Реформа 1867-1868 гг. изменила весь уклад социально-экономической жизни номадов, изживая из повседневных традиций обычаи, систему взаи­моотношений в их общественной структуре. Старая чингизидская знать, подавленная правовыми ущемлениями и ослаблением имущественной по­зиции, вытеснялась разбогатевшими скотоводами, выходцами из «черной кости».

В процессе углубления социальной дифференциации новое байство, раз-иодившее скот преимущественно для нужд рынка, без особых усилий вы­теснило султанов из волостных управителей, которые отошли на второй план как тень прошлого и былого могущества чингизидов.

Однако обычаи аульной общины оказались сильнее, и представители одного родоподразделения в условиях воздействия капитализма на казахский аул «проживали всегда в величайшем согласии между собою» и в случа­ях нужды помогали друг другу, что, между прочим, давало повод отдель­ным исследованиям, поверхностно представляющим своеобразие кочевой жизни казахов, прийти к односторонним заключениям о якобы отсутствии у них классового расслоения.

В общественной жизни аула тон задавали волостные управители, про­шедшие «школу межродовых распрей», представители новой колониальной администрации. «... Иметь перевес во всех делах общественных»38 побуж­дало претендентов на должность волостного управителя не жалеть скота и разных угощений, подкупая влиятельных родоправителей.

«Степной телеграф - узын кулак» настолько оперативно распространял всякие «хабар — известия», что волостные управители, как промежуточное звено между аульными старшинами и уездным управлением, располагая об­щедоступными каналами, оповещая к приезду «большого начальства», успе­вали настроить общественное мнение в свою пользу, подстраиваясь под ус­ловия новой эпохи. «Перед приездом большого начальства, каковой не быва­ет внезапным..., управитель на время вступается, складывает с себя свой ха­лат, облекается в фантастический костюм зауряд-хорунжего (фельдфебель), убирает свой трон-кровать, заменяет ее ненавистной европейской мебелью, протрезвляет писарей, закупает вина, закусок... встречает начальство»,39 - так передает свои впечатления автор замечательной работы о казахах Тургайской области И. Хохлов, которому трудно отказать в наблюдательности.

Одним из проявлений социальной жизни все более эволюционирующе­го аула явилось возрастание роли так называемых «аткаминеров» - в бук-

вальном смысле «ездящий верхом», а в переносном - у кочевников - так стали называть влиятельных и «почетных киргиз», от деятельных усердий которых во многом зависело общественное благополучие.
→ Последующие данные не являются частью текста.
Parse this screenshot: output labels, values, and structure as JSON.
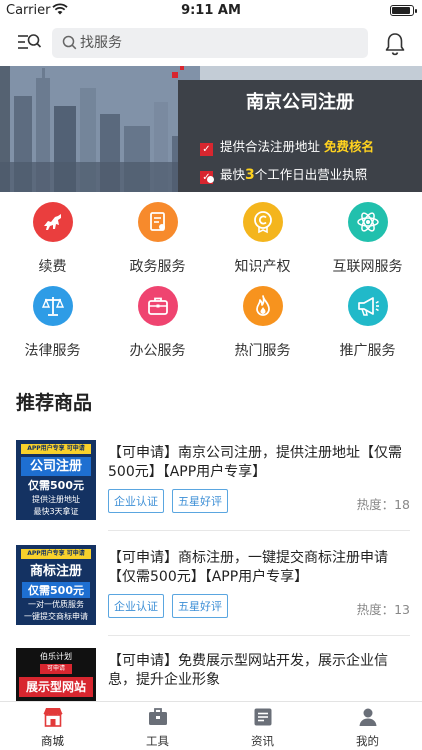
{
  "status": {
    "carrier": "Carrier",
    "time": "9:11 AM"
  },
  "search": {
    "placeholder": "找服务"
  },
  "banner": {
    "title": "南京公司注册",
    "line1_text": "提供合法注册地址",
    "line1_highlight": "免费核名",
    "line2_prefix": "最快",
    "line2_num": "3",
    "line2_suffix": "个工作日出营业执照"
  },
  "categories": [
    {
      "label": "续费",
      "icon": "horse-icon",
      "color": "#ea3e3e"
    },
    {
      "label": "政务服务",
      "icon": "document-icon",
      "color": "#f78a2c"
    },
    {
      "label": "知识产权",
      "icon": "copyright-icon",
      "color": "#f4b51d"
    },
    {
      "label": "互联网服务",
      "icon": "atom-icon",
      "color": "#21c0ad"
    },
    {
      "label": "法律服务",
      "icon": "scales-icon",
      "color": "#2e9ce6"
    },
    {
      "label": "办公服务",
      "icon": "briefcase-icon",
      "color": "#ef4470"
    },
    {
      "label": "热门服务",
      "icon": "flame-icon",
      "color": "#f7931e"
    },
    {
      "label": "推广服务",
      "icon": "megaphone-icon",
      "color": "#21b9c9"
    }
  ],
  "section": {
    "title": "推荐商品"
  },
  "products": [
    {
      "title": "【可申请】南京公司注册，提供注册地址【仅需500元】【APP用户专享】",
      "badges": [
        "企业认证",
        "五星好评"
      ],
      "heat_label": "热度：",
      "heat": "18",
      "thumb": {
        "tag": "APP用户专享 可申请",
        "t1": "公司注册",
        "t2": "仅需500元",
        "t3a": "提供注册地址",
        "t3b": "最快3天拿证"
      }
    },
    {
      "title": "【可申请】商标注册，一键提交商标注册申请【仅需500元】【APP用户专享】",
      "badges": [
        "企业认证",
        "五星好评"
      ],
      "heat_label": "热度：",
      "heat": "13",
      "thumb": {
        "tag": "APP用户专享 可申请",
        "t1": "商标注册",
        "t2": "仅需500元",
        "t3a": "一对一优质服务",
        "t3b": "一键提交商标申请"
      }
    },
    {
      "title": "【可申请】免费展示型网站开发，展示企业信息，提升企业形象",
      "thumb": {
        "tag": "伯乐计划",
        "tag2": "可申请",
        "t1": "展示型网站"
      }
    }
  ],
  "tabs": [
    {
      "label": "商城",
      "icon": "store-icon",
      "active": true
    },
    {
      "label": "工具",
      "icon": "toolbox-icon"
    },
    {
      "label": "资讯",
      "icon": "news-icon"
    },
    {
      "label": "我的",
      "icon": "user-icon"
    }
  ],
  "colors": {
    "accent": "#d8262f",
    "badge": "#3d8fd6",
    "panel": "#3d4148",
    "highlight": "#ffd21f"
  }
}
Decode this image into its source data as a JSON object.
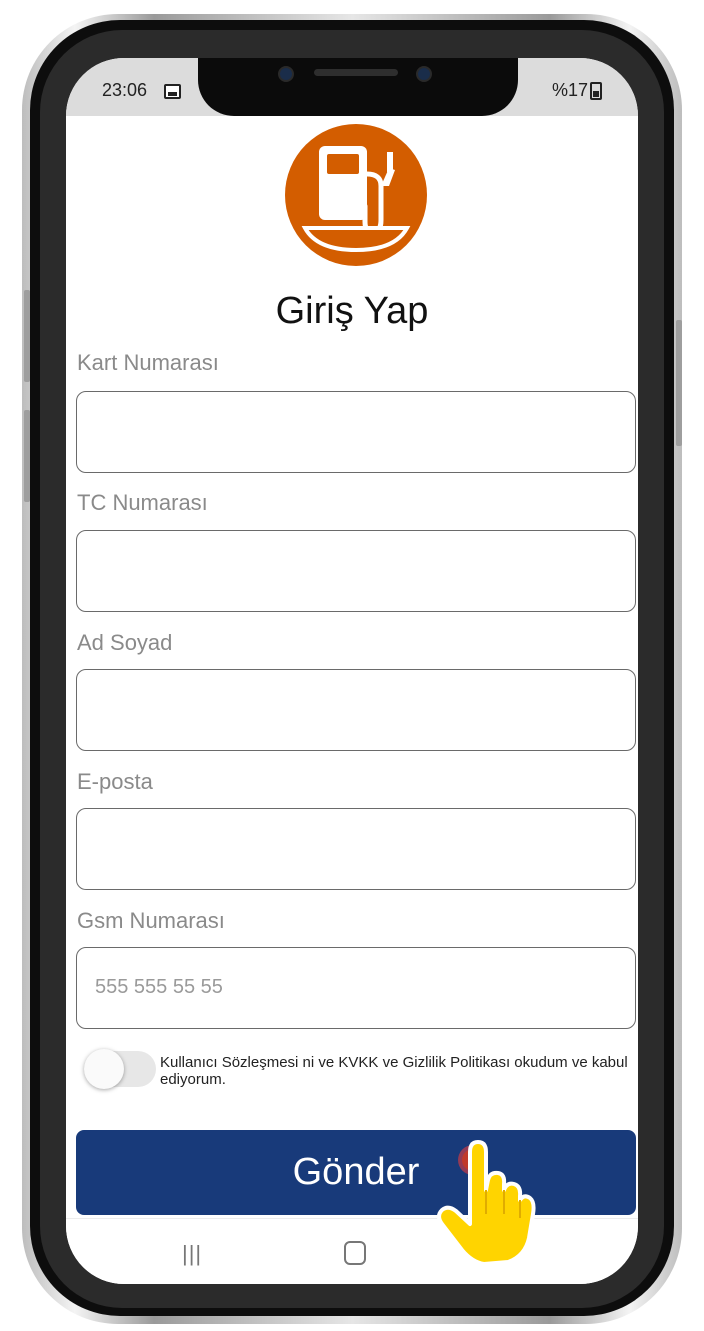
{
  "status_bar": {
    "time": "23:06",
    "battery": "%17",
    "image_icon": "image-notification-icon",
    "battery_icon": "battery-icon"
  },
  "app": {
    "logo_icon": "fuel-pump-icon",
    "brand_color": "#d35d00",
    "title": "Giriş Yap"
  },
  "form": {
    "card_number_label": "Kart Numarası",
    "tc_number_label": "TC Numarası",
    "full_name_label": "Ad Soyad",
    "email_label": "E-posta",
    "gsm_label": "Gsm Numarası",
    "gsm_placeholder": "555 555 55 55",
    "consent_text": "Kullanıcı Sözleşmesi ni ve KVKK ve Gizlilik Politikası okudum ve kabul ediyorum.",
    "consent_checked": false,
    "submit_label": "Gönder",
    "submit_color": "#183a7a"
  },
  "nav": {
    "recent_icon": "recent-apps-icon",
    "home_icon": "home-icon",
    "back_icon": "back-icon"
  },
  "overlay": {
    "tap_icon": "pointing-hand-icon"
  }
}
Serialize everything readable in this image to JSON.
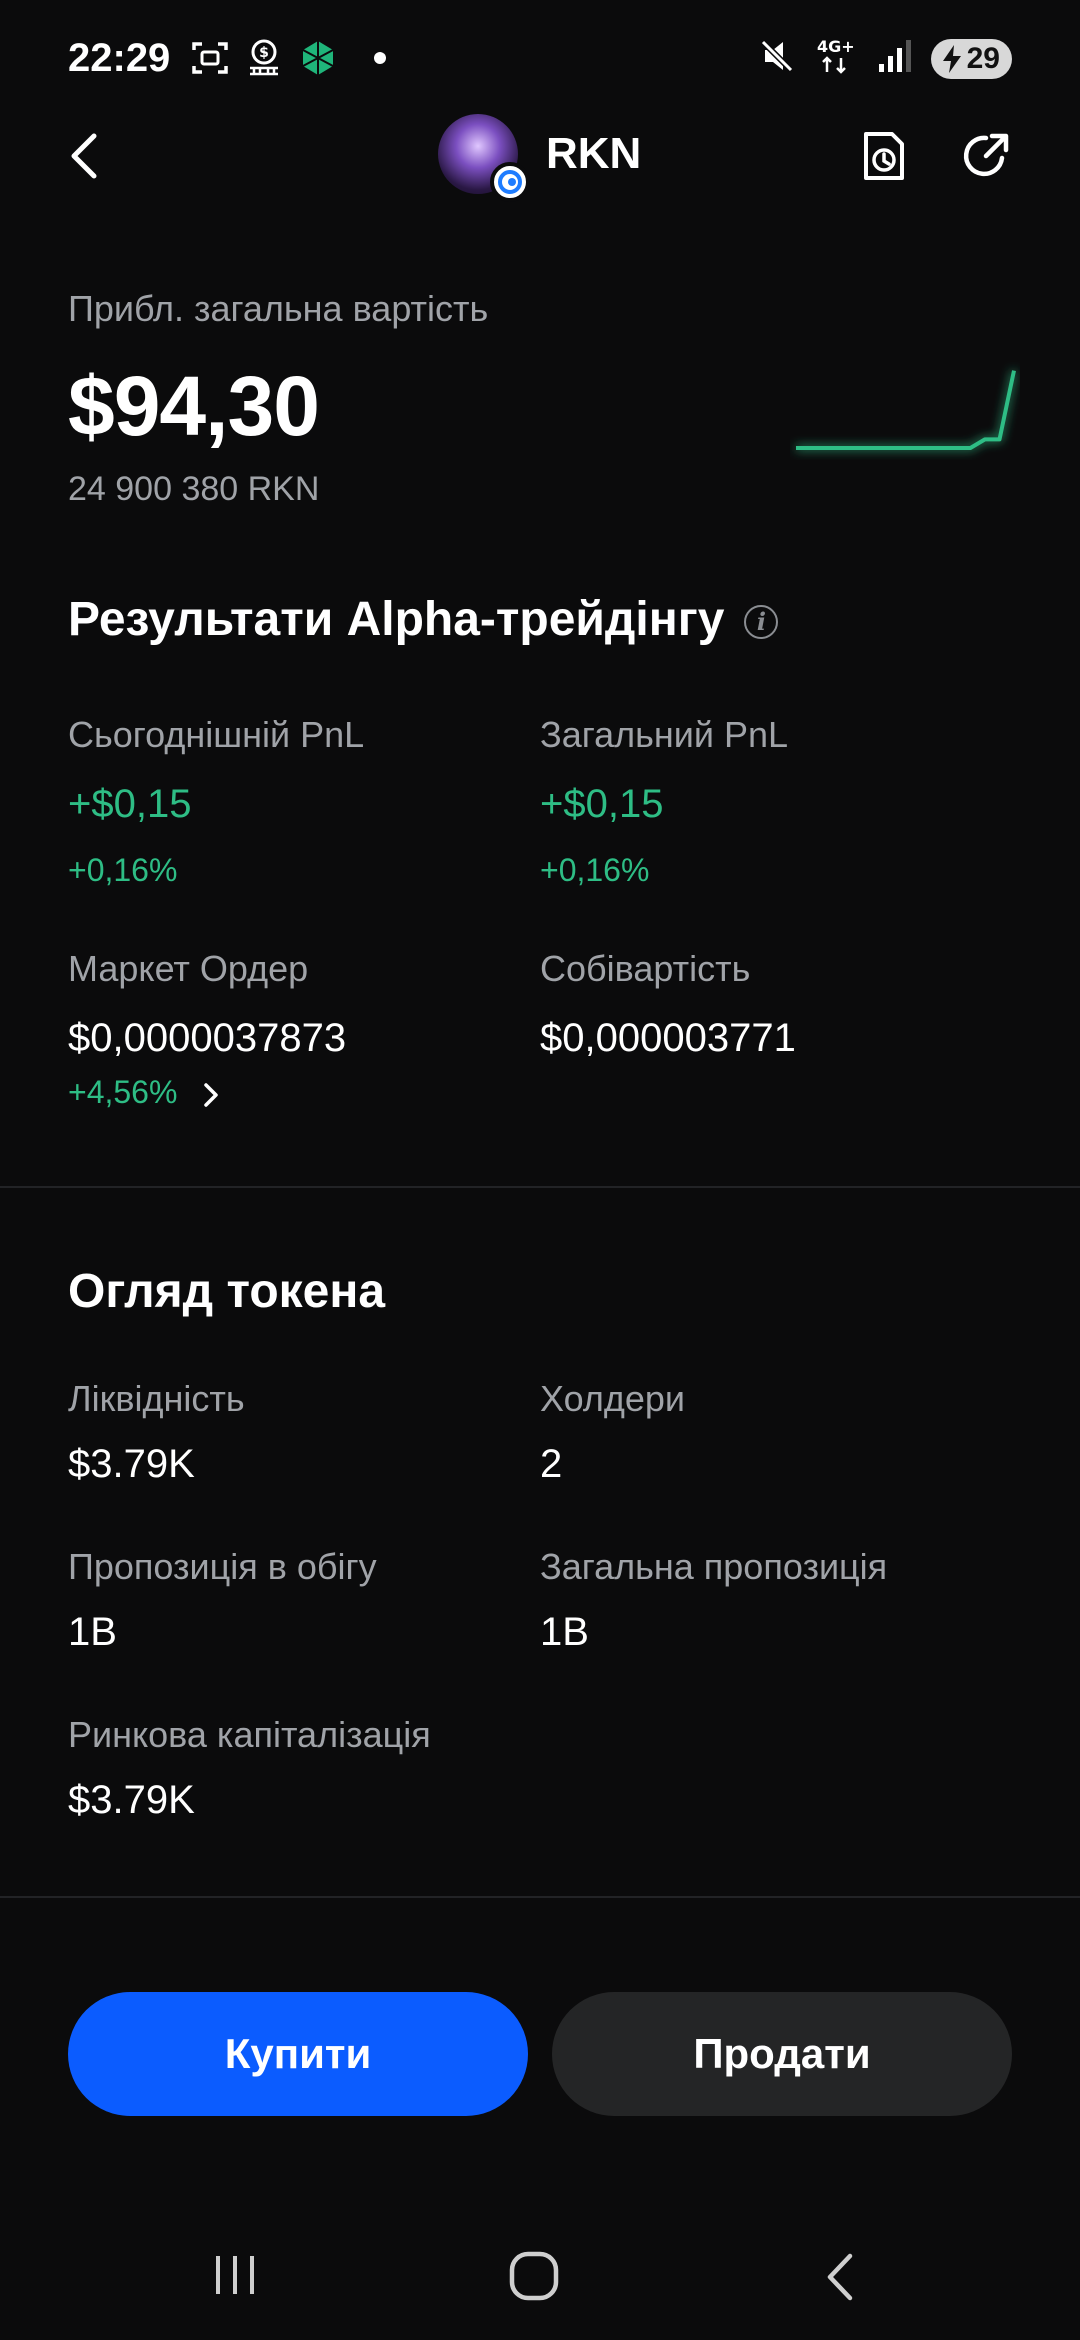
{
  "status_bar": {
    "time": "22:29",
    "network": "4G+",
    "battery": "29",
    "icons": [
      "screenshot-icon",
      "money-bag-icon",
      "crypto-app-icon",
      "dot-icon",
      "mute-icon",
      "network-4g-icon",
      "signal-icon",
      "battery-icon"
    ]
  },
  "header": {
    "title": "RKN",
    "icons": [
      "back-arrow-icon",
      "history-icon",
      "share-icon"
    ]
  },
  "value": {
    "label": "Прибл. загальна вартість",
    "amount": "$94,30",
    "quantity": "24 900 380 RKN",
    "sparkline": [
      0,
      0,
      0,
      0,
      0,
      0,
      0,
      0,
      0,
      0,
      0,
      0,
      0,
      0.1,
      0.1,
      0.9
    ]
  },
  "alpha": {
    "title": "Результати Alpha-трейдінгу",
    "today_pnl_label": "Сьогоднішній PnL",
    "today_pnl_value": "+$0,15",
    "today_pnl_pct": "+0,16%",
    "total_pnl_label": "Загальний PnL",
    "total_pnl_value": "+$0,15",
    "total_pnl_pct": "+0,16%",
    "market_label": "Маркет Ордер",
    "market_value": "$0,0000037873",
    "market_pct": "+4,56%",
    "cost_label": "Собівартість",
    "cost_value": "$0,000003771"
  },
  "overview": {
    "title": "Огляд токена",
    "liquidity_label": "Ліквідність",
    "liquidity_value": "$3.79K",
    "holders_label": "Холдери",
    "holders_value": "2",
    "circ_label": "Пропозиція в обігу",
    "circ_value": "1B",
    "total_supply_label": "Загальна пропозиція",
    "total_supply_value": "1B",
    "mcap_label": "Ринкова капіталізація",
    "mcap_value": "$3.79K"
  },
  "actions": {
    "buy": "Купити",
    "sell": "Продати"
  },
  "colors": {
    "background": "#0b0b0c",
    "green": "#2ebd85",
    "buy": "#0b5cff",
    "sell": "#242526",
    "muted": "#a0a3a8"
  }
}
Престиж, или «имидж» волостных зависел от аткаминеров, принимавших живейшее учас­тие в политической агитации во время выборов, они заметно предопределя­ли успех того или иного претендента, представляя собою своеобразное про­явление степного лоббизма. Они, переходя от одного претендента к друго­му, пользовались непременным почетом и всевозможным гостеприимством, «чувствовали себя счастливейшими людьми и проводили время в несконча­емой еде и питье (кумыса. - Ред.)». 40

Вся жизнь степного жителя была связана с состоянием скотоводства, имевшего первостепенный смысл для большей части номадов, являясь ис­точником существования для бедных, богатства — для зажиточных; от сво­их стад они получали пищу, мясо свежее, вяленое и копченое (сур ет), а также молочные продукты — любимый, распространенный у тюркоязыч-ных этносов кумыс, айран, особого рода сыр - «курт» и «иримшик», одежду -овчины, мерлушки для малахая (шапки), кошмы, войлок.41

По печатным сведениям той эпохи нетрудно определить средние нормы потребления в ауле молочных продуктов на душу населения:42

Скотоводство как рычаг экономического воздействия имело первосте­пенное значение и в семейно-брачной жизни номадов, ибо весь калым, яв­лявшийся непременным атрибутом бракосочетания молодоженов, уплачи­вался только скотом: богатый калым доходил до 100 байтал (молодых ко­был); менее богатый — в 77,67,47,37 и 27 кобыл. В. Юзефо, изучавший быт казахов Тургайской области, сообщал, что ниже вышеуказанных норм «ка­лыма не бывает».

По установлениям шариата каждый мусульманин имел право обзаво­диться не более, как четырьмя женами; немногие имели по 3 жены, широ­ко распространенный брачный союз - по две жены, бедняки, не имевшие скота-по одной.43

При этом, согласно шариату, обладатели нескольких жен должны были обеспечить каждую из них отдельной юртой; традиция признавала за стар­шей женой-байбише более приближенное к хозяину положение; даже в этом случае взаимоотношения между байбише и токалами (остальными женами) оставались взаимоприемлемыми. Достаточно было одного окрика или хо­лодного взгляда полигамного семейного правителя, чтобы в юртах устанав­ливалось затишье (шаңырақтан шу шыкпас).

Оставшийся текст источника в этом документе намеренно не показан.